Il s’est tenu le 9 mai 2025 à Kaya, un atelier de démarrage du projet de mobilité et de développement urbain des villes secondaires dans la cité des cuirs et des brochettes au coura coura. Cet atelier technique qui consacre le début des travaux de construction d’ouvrages d’assainissement et de drainage des eaux pluviales dans la ville a permis de sensibiliser les acteurs sur les enjeux du projet.
C’est sous la présidence du ministre des Infrastructures et du désenclavement représenté par son conseiller technique Abdoulaye Ouédraogo que les travaux de construction d’ouvrages d’assainissement et de drainage des eaux pluviales dans la ville de Kaya ont été officiellement lancés le vendredi 9 mai 2025 dans cette localité de la région du Centre-Nord.

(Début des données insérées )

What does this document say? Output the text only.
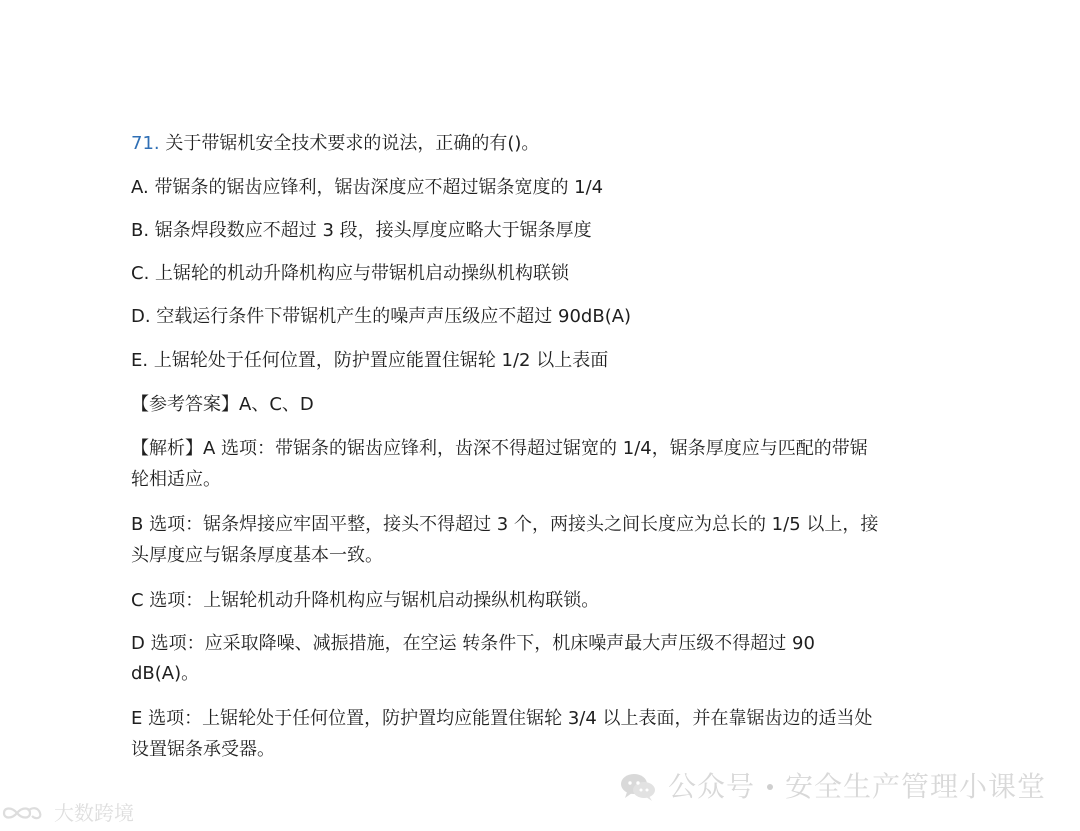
71. 关于带锯机安全技术要求的说法，正确的有()。
A. 带锯条的锯齿应锋利，锯齿深度应不超过锯条宽度的 1/4
B. 锯条焊段数应不超过 3 段，接头厚度应略大于锯条厚度
C. 上锯轮的机动升降机构应与带锯机启动操纵机构联锁
D. 空载运行条件下带锯机产生的噪声声压级应不超过 90dB(A)
E. 上锯轮处于任何位置，防护置应能置住锯轮 1/2 以上表面
【参考答案】A、C、D
【解析】A 选项：带锯条的锯齿应锋利，齿深不得超过锯宽的 1/4，锯条厚度应与匹配的带锯
轮相适应。
B 选项：锯条焊接应牢固平整，接头不得超过 3 个，两接头之间长度应为总长的 1/5 以上，接
头厚度应与锯条厚度基本一致。
C 选项：上锯轮机动升降机构应与锯机启动操纵机构联锁。
D 选项：应采取降噪、减振措施，在空运 转条件下，机床噪声最大声压级不得超过 90
dB(A)。
E 选项：上锯轮处于任何位置，防护置均应能置住锯轮 3/4 以上表面，并在靠锯齿边的适当处
设置锯条承受器。
公众号 安全生产管理小课堂
大数跨境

A travers un atelier technique de démarrage, les acteurs ont pu s’imprégner des travaux à réaliser et des enjeux de leur implication pour une mise en œuvre réussie du projet de mobilité et de développement urbain des villes secondaires à Kaya, d’un coût global de plus de 9 milliards de F CFA. Pour Ollo Franck Hervé Kansié, directeur général de l’Agence des travaux d’infrastructures du Burkina (AGITIB), les grandes activités du projet vont consister à l’aménagement et à l’entretien de 24 km du réseau d’assainissement, l’aménagement de collecteurs et de caniveaux et de voiries en terre et la prise en compte du volet environnemental entre autres. Il a poursuivi avec une description complète des travaux à réaliser tout en présentant les objectifs de l’atelier.

Expression de la mise en œuvre du projet de mobilité et de développement urbain des villes secondaires, ces travaux de construction d’ouvrages d’assainissement, de drainage des eaux pluviales et de voiries connexes dans la ville de Kaya, constituent la phase d’urgence à mettre en œuvre, suivant les conclusions du schéma directeur de drainage des eaux pluviales produit en 2021 dans le cadre de la mise en œuvre du projet de transport et de développement des infrastructures urbaines. Pour sa part, le coordonnateur du projet, Mathieu Lompo, s’est fait l’écho des objectifs du projet et a exhorté les bénéficiaires à l’appropriation de celui-ci pour une exécution idoine des travaux. «Nous accueillons ce projet avec grande joie. La ville de Kaya a été durement éprouvée par les inondations et les phénomènes de drainage des eaux pluviales. Avoir plus de 20 km de linéaire dans la ville qui seront concernés par le projet, est un grand soulagement pour les populations», s’est réjouie Solange Kima/Minoungou, présidente de la délégation spéciale de la commune de Kaya. Elle appelle par la même occasion, la population notamment ceux qui occupent les emprises des voies à les libérer pour une exécution diligente des travaux.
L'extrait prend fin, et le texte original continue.